En l’absence d’une grande offensive russe annoncée pour l’été 2025, et du fait de la situation autour de Pokrovsk, on ne peut s’attendre qu’à un prolongement du conflit auquel seul l’effondrement d’une des parties pourrait apparemment apporter un terme.
Dans son épilogue, Pierre Lévy se livre à un rare exercice d’honnêteté, se demandant « Nous sommes-nous trompés ? ». Il avoue que, mis à part le patron de la CIA, William Joseph Burns, ancien ambassadeur à Moscou qui lisait fort bien dans la tête de Poutine, très peu de responsables avaient prévu la guerre, son déroulement et l’entêtement actuel à poursuivre les combats jusqu’à ce que tous les objectifs de la guerre, tels que conçus au Kremlin, soient atteints. Il a raison d’écrire qu’on peut se poser la question de la perte de la Russie, mais qu’on doit aussi se demander pourquoi la Russie nous a perdus.

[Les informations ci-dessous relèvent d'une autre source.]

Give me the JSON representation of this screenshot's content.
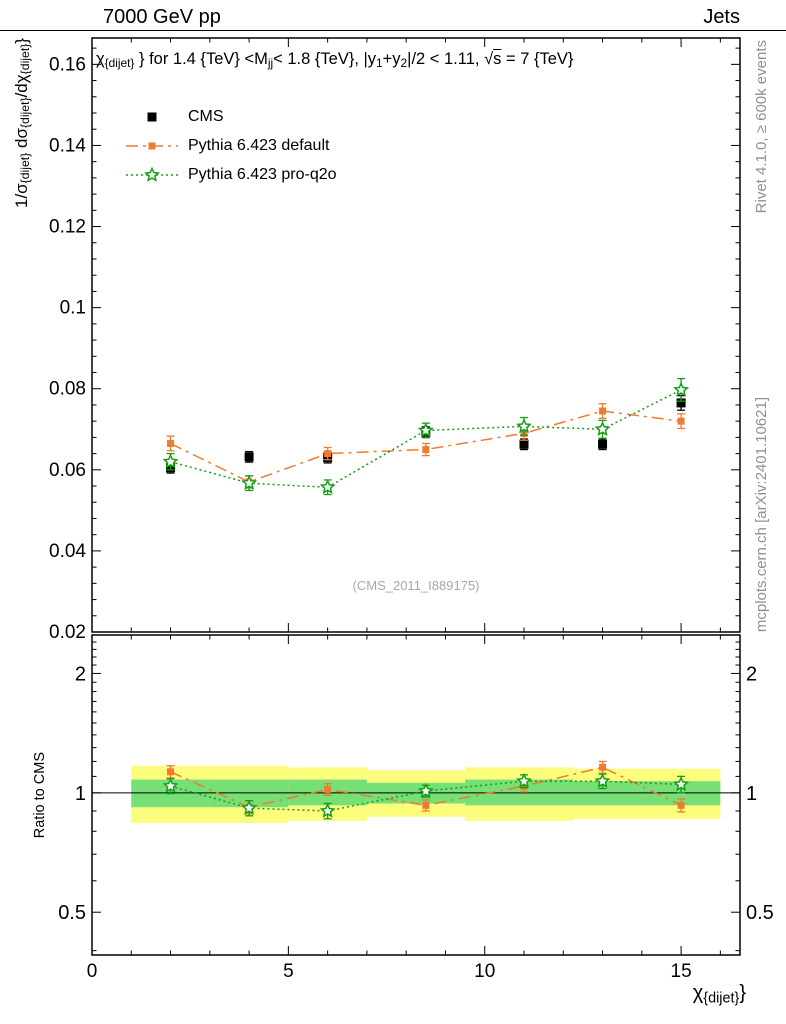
{
  "header": {
    "left": "7000 GeV pp",
    "right": "Jets"
  },
  "title_rich": [
    {
      "t": "χ"
    },
    {
      "t": "{dijet}",
      "sub": true
    },
    {
      "t": " } for 1.4 {TeV} <M"
    },
    {
      "t": "jj",
      "sub": true
    },
    {
      "t": "< 1.8 {TeV}, |y"
    },
    {
      "t": "1",
      "sub": true
    },
    {
      "t": "+y"
    },
    {
      "t": "2",
      "sub": true
    },
    {
      "t": "|/2 < 1.11, "
    },
    {
      "t": "√"
    },
    {
      "t": "s",
      "over": true
    },
    {
      "t": " = 7 {TeV}"
    }
  ],
  "ylabel_rich": [
    {
      "t": "1/σ"
    },
    {
      "t": "{dijet}",
      "sub": true
    },
    {
      "t": " dσ"
    },
    {
      "t": "{dijet}",
      "sub": true
    },
    {
      "t": "/dχ"
    },
    {
      "t": "{dijet}",
      "sub": true
    },
    {
      "t": "}"
    }
  ],
  "xlabel_rich": [
    {
      "t": "χ"
    },
    {
      "t": "{dijet}",
      "sub": true
    },
    {
      "t": "}"
    }
  ],
  "ratio_label": "Ratio to CMS",
  "watermark": "(CMS_2011_I889175)",
  "side_notes": {
    "top": "Rivet 4.1.0, ≥ 600k events",
    "bottom": "mcplots.cern.ch [arXiv:2401.10621]"
  },
  "legend": [
    {
      "label": "CMS"
    },
    {
      "label": "Pythia 6.423 default"
    },
    {
      "label": "Pythia 6.423 pro-q2o"
    }
  ],
  "chart_data": {
    "type": "line",
    "title": "chi_{dijet} for 1.4 TeV < Mjj < 1.8 TeV, |y1+y2|/2 < 1.11, sqrt(s) = 7 TeV",
    "xlabel": "χ_{dijet}",
    "ylabel": "1/σ_{dijet} dσ_{dijet}/dχ_{dijet}",
    "xlim": [
      0,
      16.5
    ],
    "ylim": [
      0.02,
      0.1665
    ],
    "x": [
      2,
      4,
      6,
      8.5,
      11,
      13,
      15
    ],
    "series": [
      {
        "name": "CMS",
        "color": "#000000",
        "marker": "square",
        "line": "none",
        "values": [
          0.0605,
          0.0632,
          0.063,
          0.0693,
          0.0663,
          0.0663,
          0.0765
        ],
        "errors": [
          0.0013,
          0.0013,
          0.0013,
          0.0013,
          0.0013,
          0.0013,
          0.0018
        ]
      },
      {
        "name": "Pythia 6.423 default",
        "color": "#ed7c31",
        "marker": "square",
        "line": "dashdot",
        "values": [
          0.0665,
          0.057,
          0.064,
          0.065,
          0.069,
          0.0745,
          0.072
        ],
        "errors": [
          0.0018,
          0.0015,
          0.0015,
          0.0015,
          0.0017,
          0.0018,
          0.0018
        ]
      },
      {
        "name": "Pythia 6.423 pro-q2o",
        "color": "#169e16",
        "marker": "star",
        "line": "dotted",
        "values": [
          0.062,
          0.0567,
          0.0557,
          0.0697,
          0.0707,
          0.07,
          0.0797
        ],
        "errors": [
          0.002,
          0.0018,
          0.0018,
          0.0018,
          0.0022,
          0.0022,
          0.0028
        ]
      }
    ],
    "xticks": {
      "values": [
        0,
        5,
        10,
        15
      ],
      "labels": [
        "0",
        "5",
        "10",
        "15"
      ],
      "minor_step": 1
    },
    "yticks": {
      "values": [
        0.02,
        0.04,
        0.06,
        0.08,
        0.1,
        0.12,
        0.14,
        0.16
      ],
      "labels": [
        "0.02",
        "0.04",
        "0.06",
        "0.08",
        "0.1",
        "0.12",
        "0.14",
        "0.16"
      ],
      "minor_step": 0.004
    },
    "ratio": {
      "label": "Ratio to CMS",
      "scale": "log",
      "ylim": [
        0.39,
        2.5
      ],
      "ref_line": 1,
      "yticks": {
        "values": [
          0.5,
          1,
          2
        ],
        "labels": [
          "0.5",
          "1",
          "2"
        ],
        "minors": [
          0.4,
          0.6,
          0.7,
          0.8,
          0.9,
          1.1,
          1.2,
          1.3,
          1.4,
          1.5,
          1.6,
          1.7,
          1.8,
          1.9,
          2.1,
          2.2,
          2.3,
          2.4
        ]
      },
      "series": [
        {
          "name": "Pythia 6.423 default",
          "color": "#ed7c31",
          "marker": "square",
          "line": "dashdot",
          "values": [
            1.13,
            0.92,
            1.02,
            0.93,
            1.04,
            1.16,
            0.93
          ],
          "errors": [
            0.04,
            0.035,
            0.035,
            0.03,
            0.035,
            0.04,
            0.035
          ]
        },
        {
          "name": "Pythia 6.423 pro-q2o",
          "color": "#169e16",
          "marker": "star",
          "line": "dotted",
          "values": [
            1.04,
            0.915,
            0.9,
            1.01,
            1.07,
            1.07,
            1.05
          ],
          "errors": [
            0.045,
            0.04,
            0.04,
            0.035,
            0.04,
            0.045,
            0.05
          ]
        }
      ],
      "bands": {
        "yellow_color": "#fcfc7d",
        "green_color": "#76df76",
        "segments": [
          {
            "x0": 1,
            "x1": 3,
            "yellow": [
              0.84,
              1.17
            ],
            "green": [
              0.92,
              1.08
            ]
          },
          {
            "x0": 3,
            "x1": 5,
            "yellow": [
              0.84,
              1.17
            ],
            "green": [
              0.92,
              1.08
            ]
          },
          {
            "x0": 5,
            "x1": 7,
            "yellow": [
              0.85,
              1.16
            ],
            "green": [
              0.93,
              1.08
            ]
          },
          {
            "x0": 7,
            "x1": 9.5,
            "yellow": [
              0.87,
              1.14
            ],
            "green": [
              0.94,
              1.06
            ]
          },
          {
            "x0": 9.5,
            "x1": 12.25,
            "yellow": [
              0.85,
              1.16
            ],
            "green": [
              0.93,
              1.08
            ]
          },
          {
            "x0": 12.25,
            "x1": 14,
            "yellow": [
              0.86,
              1.15
            ],
            "green": [
              0.93,
              1.07
            ]
          },
          {
            "x0": 14,
            "x1": 16,
            "yellow": [
              0.86,
              1.15
            ],
            "green": [
              0.93,
              1.07
            ]
          }
        ]
      }
    }
  }
}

On en revient à l’éternelle formule de Churchill : « La Russie est un rébus enveloppé dans un mystère au cœur d’une énigme, mais peut-être y a-t-il une clef. » Cette clef est l’intérêt national russe ». La date de cette phrase est importante et rarement citée : adresse à la BBC, 1er octobre 1939. Voilà le passé qui n’est pas passé, et l’avenir qui n’est pas assumé. Nicolas Gogol, né en Ukraine, avait résumé cette course éperdue : « Et toi, Russie, ne voles-tu pas comme une ardente troïka qu’on ne saurait distancer ? Tu, passes avec fracas dans un nuage de poussière, laissant tout derrière toi ! Le spectateur s’arrête, confondu par ce prodige divin. » (Les Âmes, mortes, première partie, chapitre XI).